News - Thursday, Aug 17, 2017

AERMOD

The development AERMOD started in 1991, based on the indications of AERMIC (American Meteorological Society / Environmental Protection Agency Regulatory Model Improvement Committee) that outlined a new basis for steady state air quality models to be used for regulatory purposes. Starting from December 2007 AERMOD has replaced ISC3 among the models recommended by U.S. EPA for modelling the impact of ground level and elevated industrial sources on flat or moderately complex terrain.

AERMOD can simultaneously simulate many sources with different shapes, at ground or elevated, buoyant or non buoyant, emitting one or more pollutants. AERMOD is capable to account for the non homogeneous vertical structure of the boundary layer (also through the use of a vertical profile of meteorological variables). Vertical mixing is limited in case of stable conditions. The dispersion for unstable conditions is non-Gaussian, so to correctly describe the high concentrations of pollutants that can be observed close to stacks under convective conditions.

AERMOD is made of three modules:

  • The atmospheric dispersion module (itself called AERMOD).
  • The terrain processor AERMAP, which is used in presence of complex terrain to evaluate the scale height of each receptor.
  • The meteorological processor AERMET, which is used to prepare the input for the simulations with the dispersion module. Other processors can however be used to prepare the input.

AERMOD requires two sets of meteorological data, one at surface and the other referring to a vertical profile, both with hourly time resolution. The required variables at surface are: sensible heat flux, friction velocity, convective velocity, vertical temperature gradient in the first 500 m above the planetary boundary layer, the extent of the convective boundary layer, the extent of the mechanical boundary layer, the Monin Obukhov length, the surface roughness, the Bowen ratio, the albedo, the wind speed, the wind direction, the anemometer height, the temperature, the thermometer height. Variables included in the vertical profile are, for each elevation above ground, the elevation itself, the wind speed, the wind direction, the temperature, the standard deviation of wind direction and the standard deviation of vertical wind speed.

AERMOD includes several improvements compared to standard Gaussian models:

  • Turbulence - Standard Gaussian models are based on six discrete stability classes to which correspond dispersion parameters that are based on observations from ground level releases. On the contrary, AERMOD uses vertical continuous profiles of horizontal and vertical turbulence that are either based on measurements or computed based on similarity theory.
  • Dispersion under convective conditions - AERMOD describes the non Gaussian vertical dispersion under convective conditions, that are characterised by the presence of updraft and downdraft motions with different probability of occurrence and different intensity. Under convective conditions the plume is made of three components: a direct plume that is brought to the ground by a downdraft, an indirect plume that is captured by an updraft up to the superior lid and is then possibly brought downwards by a downdraft, and a third plume penetrating the mixing lid and dispersing more slowly in the stable layer above and possibly re-enter in the mixing layer and reach the ground.

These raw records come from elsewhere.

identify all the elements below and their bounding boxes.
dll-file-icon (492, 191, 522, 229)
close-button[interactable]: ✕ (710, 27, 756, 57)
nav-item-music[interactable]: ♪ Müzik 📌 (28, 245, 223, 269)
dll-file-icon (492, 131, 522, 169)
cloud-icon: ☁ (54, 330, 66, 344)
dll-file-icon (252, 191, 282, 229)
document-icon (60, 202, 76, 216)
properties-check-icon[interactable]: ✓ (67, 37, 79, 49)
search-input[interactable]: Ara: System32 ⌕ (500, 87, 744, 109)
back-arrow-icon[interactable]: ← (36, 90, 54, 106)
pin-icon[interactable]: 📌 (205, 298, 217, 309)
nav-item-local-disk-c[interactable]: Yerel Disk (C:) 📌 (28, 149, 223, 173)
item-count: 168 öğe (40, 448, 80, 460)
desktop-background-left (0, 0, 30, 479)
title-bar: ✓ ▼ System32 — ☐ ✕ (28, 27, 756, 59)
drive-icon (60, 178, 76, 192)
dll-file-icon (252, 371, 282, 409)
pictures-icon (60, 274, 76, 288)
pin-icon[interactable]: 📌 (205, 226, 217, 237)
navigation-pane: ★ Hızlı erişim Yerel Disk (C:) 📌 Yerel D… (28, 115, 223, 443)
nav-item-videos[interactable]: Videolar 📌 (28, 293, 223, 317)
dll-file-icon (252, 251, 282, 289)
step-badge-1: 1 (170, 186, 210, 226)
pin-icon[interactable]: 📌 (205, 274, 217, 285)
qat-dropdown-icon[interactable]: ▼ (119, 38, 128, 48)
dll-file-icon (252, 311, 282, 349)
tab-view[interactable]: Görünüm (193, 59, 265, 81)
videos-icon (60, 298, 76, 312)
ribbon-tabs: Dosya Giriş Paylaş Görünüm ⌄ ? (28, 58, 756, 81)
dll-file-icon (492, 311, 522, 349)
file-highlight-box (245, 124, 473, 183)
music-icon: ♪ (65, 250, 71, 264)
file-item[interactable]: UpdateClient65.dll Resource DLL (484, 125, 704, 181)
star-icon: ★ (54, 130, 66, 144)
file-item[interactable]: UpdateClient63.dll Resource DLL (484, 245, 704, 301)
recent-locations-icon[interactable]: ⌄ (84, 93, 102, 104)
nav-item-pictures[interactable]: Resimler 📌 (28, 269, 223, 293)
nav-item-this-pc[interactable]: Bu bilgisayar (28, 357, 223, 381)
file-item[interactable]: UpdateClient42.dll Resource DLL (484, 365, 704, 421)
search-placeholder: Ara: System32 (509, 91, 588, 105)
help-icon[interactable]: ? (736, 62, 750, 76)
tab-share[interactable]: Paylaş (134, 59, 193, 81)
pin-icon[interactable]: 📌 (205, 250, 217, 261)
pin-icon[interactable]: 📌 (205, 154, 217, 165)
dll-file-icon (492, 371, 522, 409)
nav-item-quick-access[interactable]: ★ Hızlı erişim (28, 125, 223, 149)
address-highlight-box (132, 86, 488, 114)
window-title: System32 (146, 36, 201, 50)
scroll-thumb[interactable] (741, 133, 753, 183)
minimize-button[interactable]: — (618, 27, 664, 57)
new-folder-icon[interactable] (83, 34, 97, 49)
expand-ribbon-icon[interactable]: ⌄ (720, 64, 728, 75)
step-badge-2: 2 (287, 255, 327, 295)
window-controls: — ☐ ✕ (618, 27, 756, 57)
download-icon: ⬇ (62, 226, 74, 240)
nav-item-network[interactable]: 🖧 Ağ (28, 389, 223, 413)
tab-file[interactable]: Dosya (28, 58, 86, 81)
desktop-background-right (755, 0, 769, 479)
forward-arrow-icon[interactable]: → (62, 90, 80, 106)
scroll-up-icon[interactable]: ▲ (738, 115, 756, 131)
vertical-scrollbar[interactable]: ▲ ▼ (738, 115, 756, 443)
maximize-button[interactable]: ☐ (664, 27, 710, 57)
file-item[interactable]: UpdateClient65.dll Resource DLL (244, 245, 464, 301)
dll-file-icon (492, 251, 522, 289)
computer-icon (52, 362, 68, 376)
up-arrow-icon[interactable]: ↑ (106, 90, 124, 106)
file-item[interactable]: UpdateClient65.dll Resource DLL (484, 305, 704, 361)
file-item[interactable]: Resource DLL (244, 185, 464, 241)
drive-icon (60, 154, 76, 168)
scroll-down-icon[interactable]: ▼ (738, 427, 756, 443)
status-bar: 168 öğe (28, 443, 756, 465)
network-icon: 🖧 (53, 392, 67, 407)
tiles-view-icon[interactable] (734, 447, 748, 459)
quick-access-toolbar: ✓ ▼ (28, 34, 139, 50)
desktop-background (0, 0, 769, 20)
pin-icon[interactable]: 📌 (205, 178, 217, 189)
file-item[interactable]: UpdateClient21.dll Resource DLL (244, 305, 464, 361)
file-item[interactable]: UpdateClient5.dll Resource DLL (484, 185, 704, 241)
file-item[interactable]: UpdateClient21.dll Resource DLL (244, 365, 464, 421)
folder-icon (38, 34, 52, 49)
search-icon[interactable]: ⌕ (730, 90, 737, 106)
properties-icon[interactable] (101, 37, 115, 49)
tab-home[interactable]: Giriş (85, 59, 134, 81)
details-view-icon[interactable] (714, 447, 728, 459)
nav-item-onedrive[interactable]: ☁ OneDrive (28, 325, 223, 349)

  • Dispersion under stable conditions - Under stable conditions AERMOD describes the horizontal and vertical dispersion in the same way standard Gaussian models as ISC3 do. However, while models as ISC assume an infinite boundary layer, AERMOD accounts for the possible reflections by a superior lid.
  • Plume buoyancy - Standard Gaussian models generally use the Briggs equations for calculating the effective height of the release due to the buoyancy of the plume with the wind speed and temperature gradient values at the stack height. Instead, under stable atmospheric conditions AERMOD uses the values at stack height at half distance from the final height due to buoyancy, while under convective conditions it superimposes the random displacements due to the random fluctuations of the convective velocities.
  • Urban environment - Sources can be treated as rural or urban independently.
  • Complex terrain - AERMOD has a terrain processor (AERMAP) that prepares the data for their use within the model by advanced algorithms that discriminate the streamline division based on a critical height.

EPA-454/R-03-004 (2004) AERMOD: Description of model formulation.